Un employé français de l’ONG humanitaire Médecins Sans Frontières (MSF) a été arrêté début mars dans le sud-est de la Centrafrique. Les autorités l’accusent d’activités visant à déstabiliser la situation sécuritaire dans une région déjà marquée par des tensions armées, quelques jours avant une visite diplomatique importante de la France à Bangui.
Une arrestation dans une zone sensible du pays
Un citoyen français travaillant pour l’ONG humanitaire Médecins Sans Frontières (MSF) a été interpellé le 3 mars aux alentours de la localité de Zémio, dans la préfecture du Haut-Mbomou, au sud-est de la République centrafricaine.
L’annonce a été faite lundi 9 mars par le ministère centrafricain de la Défense dans un communiqué. Selon les autorités, l’homme est actuellement détenu par la gendarmerie et devrait être transféré dans les prochains jours à Bangui afin de poursuivre les investigations.
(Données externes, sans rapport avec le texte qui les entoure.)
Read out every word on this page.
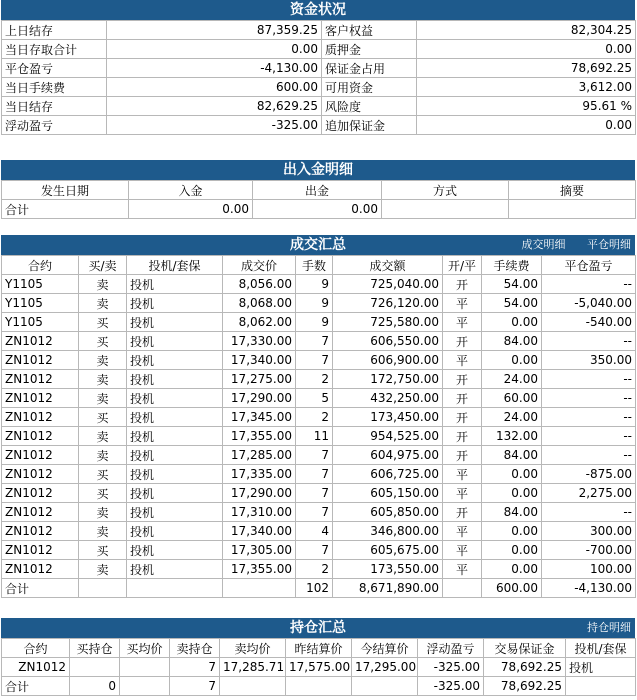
资金状况
上日结存	87,359.25	客户权益	82,304.25
当日存取合计	0.00	质押金	0.00
平仓盈亏	-4,130.00	保证金占用	78,692.25
当日手续费	600.00	可用资金	3,612.00
当日结存	82,629.25	风险度	95.61 %
浮动盈亏	-325.00	追加保证金	0.00
出入金明细
发生日期	入金	出金	方式	摘要
合计	0.00	0.00		
成交汇总	成交明细 平仓明细
合约	买/卖	投机/套保	成交价	手数	成交额	开/平	手续费	平仓盈亏
Y1105	卖	投机	8,056.00	9	725,040.00	开	54.00	--
Y1105	卖	投机	8,068.00	9	726,120.00	平	54.00	-5,040.00
Y1105	买	投机	8,062.00	9	725,580.00	平	0.00	-540.00
ZN1012	买	投机	17,330.00	7	606,550.00	开	84.00	--
ZN1012	卖	投机	17,340.00	7	606,900.00	平	0.00	350.00
ZN1012	卖	投机	17,275.00	2	172,750.00	开	24.00	--
ZN1012	卖	投机	17,290.00	5	432,250.00	开	60.00	--
ZN1012	买	投机	17,345.00	2	173,450.00	开	24.00	--
ZN1012	卖	投机	17,355.00	11	954,525.00	开	132.00	--
ZN1012	卖	投机	17,285.00	7	604,975.00	开	84.00	--
ZN1012	买	投机	17,335.00	7	606,725.00	平	0.00	-875.00
ZN1012	买	投机	17,290.00	7	605,150.00	平	0.00	2,275.00
ZN1012	卖	投机	17,310.00	7	605,850.00	开	84.00	--
ZN1012	卖	投机	17,340.00	4	346,800.00	平	0.00	300.00
ZN1012	买	投机	17,305.00	7	605,675.00	平	0.00	-700.00
ZN1012	卖	投机	17,355.00	2	173,550.00	平	0.00	100.00
合计				102	8,671,890.00		600.00	-4,130.00
持仓汇总	持仓明细
合约	买持仓	买均价	卖持仓	卖均价	昨结算价	今结算价	浮动盈亏	交易保证金	投机/套保
ZN1012			7	17,285.71	17,575.00	17,295.00	-325.00	78,692.25	投机
合计	0		7				-325.00	78,692.25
Contactée à Bangui, l’ONG MSF n’a pas souhaité commenter l’affaire pour le moment.
Des accusations de « déstabilisation » et de contacts criminels
Dans son communiqué, le ministère centrafricain affirme disposer de « sérieux soupçons d’activités visant la déstabilisation de la situation sécuritaire » dans la région du Haut-Mbomou. Les autorités évoquent notamment des contacts présumés avec des « éléments criminels » ainsi que des tentatives d’agitation auprès de la population locale de l’ethnie Azandé.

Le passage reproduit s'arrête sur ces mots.